In aim 1, we will perform a series of in vitro experiments where we compare blebbistatin and para-nitroblebbistatin PLGA particle compositions and release kinetics to remodeling outcomes, such as myofibroblast activation, force generation, myofibroblast activation, collagen production, and ECM remodeling/tissue stiffness.
In aim 2, we will test the ability of blebbistatin or para-nitroblebbistatin to mitigate joint capsule thickening/stiffening, contracture, and fibrosis in a validated rat model of elbow joint contracture. We envision that inhibition of NMMII activity with blebbistatin/para-blebbistatin can be used adjunctively to capsule release surgery. We hypothesize that the controlled-release of drug will temper myofibroblast behavior so that more normal healing follows and larger gains in post-operative ROM are maintained. The knowledge gained here will also have implications for other joints (e.g., knee, ankle, finger) and fibrotic conditions.

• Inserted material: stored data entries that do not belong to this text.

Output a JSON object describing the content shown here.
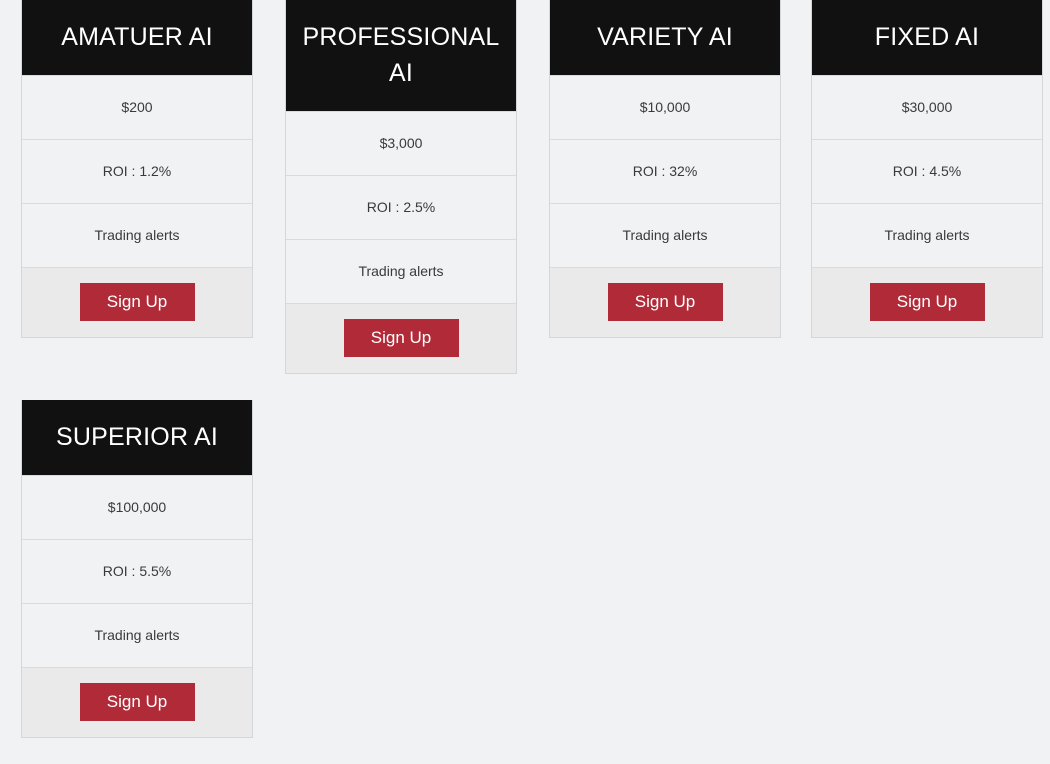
{
  "page": {
    "background_color": "#f1f2f4",
    "layout": "pricing-card-grid"
  },
  "theme": {
    "header_background": "#111111",
    "header_text_color": "#ffffff",
    "row_background": "#f1f2f4",
    "footer_background": "#ebeaea",
    "border_color": "#d4d6d9",
    "button_color": "#b02a37",
    "button_text_color": "#ffffff",
    "body_text_color": "#3a3a3a"
  },
  "cards": [
    {
      "title": "AMATUER AI",
      "price": "$200",
      "roi": "ROI : 1.2%",
      "feature": "Trading alerts",
      "cta": "Sign Up"
    },
    {
      "title": "PROFESSIONAL AI",
      "price": "$3,000",
      "roi": "ROI : 2.5%",
      "feature": "Trading alerts",
      "cta": "Sign Up"
    },
    {
      "title": "VARIETY AI",
      "price": "$10,000",
      "roi": "ROI : 32%",
      "feature": "Trading alerts",
      "cta": "Sign Up"
    },
    {
      "title": "FIXED AI",
      "price": "$30,000",
      "roi": "ROI : 4.5%",
      "feature": "Trading alerts",
      "cta": "Sign Up"
    },
    {
      "title": "SUPERIOR AI",
      "price": "$100,000",
      "roi": "ROI : 5.5%",
      "feature": "Trading alerts",
      "cta": "Sign Up"
    }
  ]
}
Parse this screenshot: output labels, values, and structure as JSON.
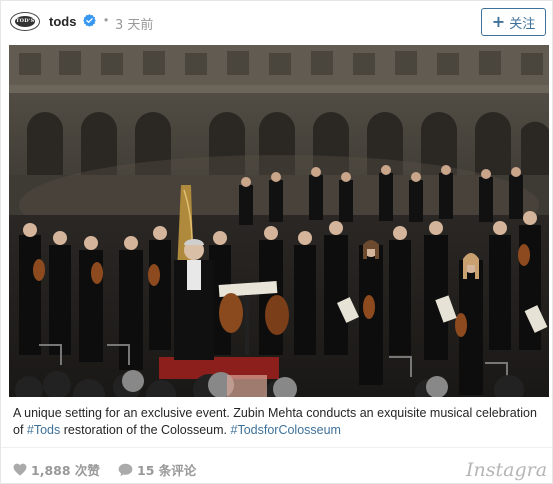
{
  "post": {
    "account": {
      "avatar_logo_text": "TOD'S",
      "username": "tods",
      "verified": true,
      "separator": "•",
      "time_ago": "3 天前"
    },
    "follow_button": {
      "plus": "+",
      "label": "关注"
    },
    "photo": {
      "alt": "Orchestra performing inside the Colosseum with Zubin Mehta conducting"
    },
    "caption": {
      "text_1": "A unique setting for an exclusive event. Zubin Mehta conducts an exquisite musical celebration of ",
      "hashtag_1": "#Tods",
      "text_2": " restoration of the Colosseum. ",
      "hashtag_2": "#TodsforColosseum"
    },
    "stats": {
      "likes_label": "1,888 次赞",
      "comments_label": "15 条评论"
    },
    "brand_wordmark": "Instagram"
  },
  "colors": {
    "link_blue": "#3f729b",
    "muted_gray": "#999999",
    "text_dark": "#262626",
    "verified_blue": "#3897f0"
  },
  "icons": {
    "verified": "verified-badge-icon",
    "like": "heart-icon",
    "comment": "comment-bubble-icon"
  }
}
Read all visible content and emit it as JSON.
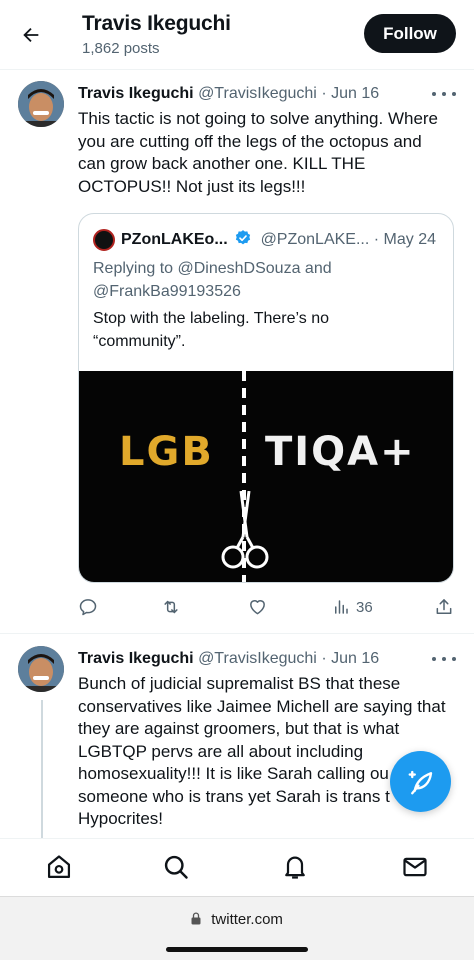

This project seeks to demonstrate that the controlled release of blebbistatin (or its derivatives) in a healing elbow joint capsule via biodegrading PLGA particles can be optimized to limit excessive collagen production and contracture by myofibroblasts so that joint mobility is sustained without the recurrence of fibrosis. We will combine quantitative in vitro experiments with an animal model of the post-traumatic elbow joint to assess the feasibility of this therapy for humans.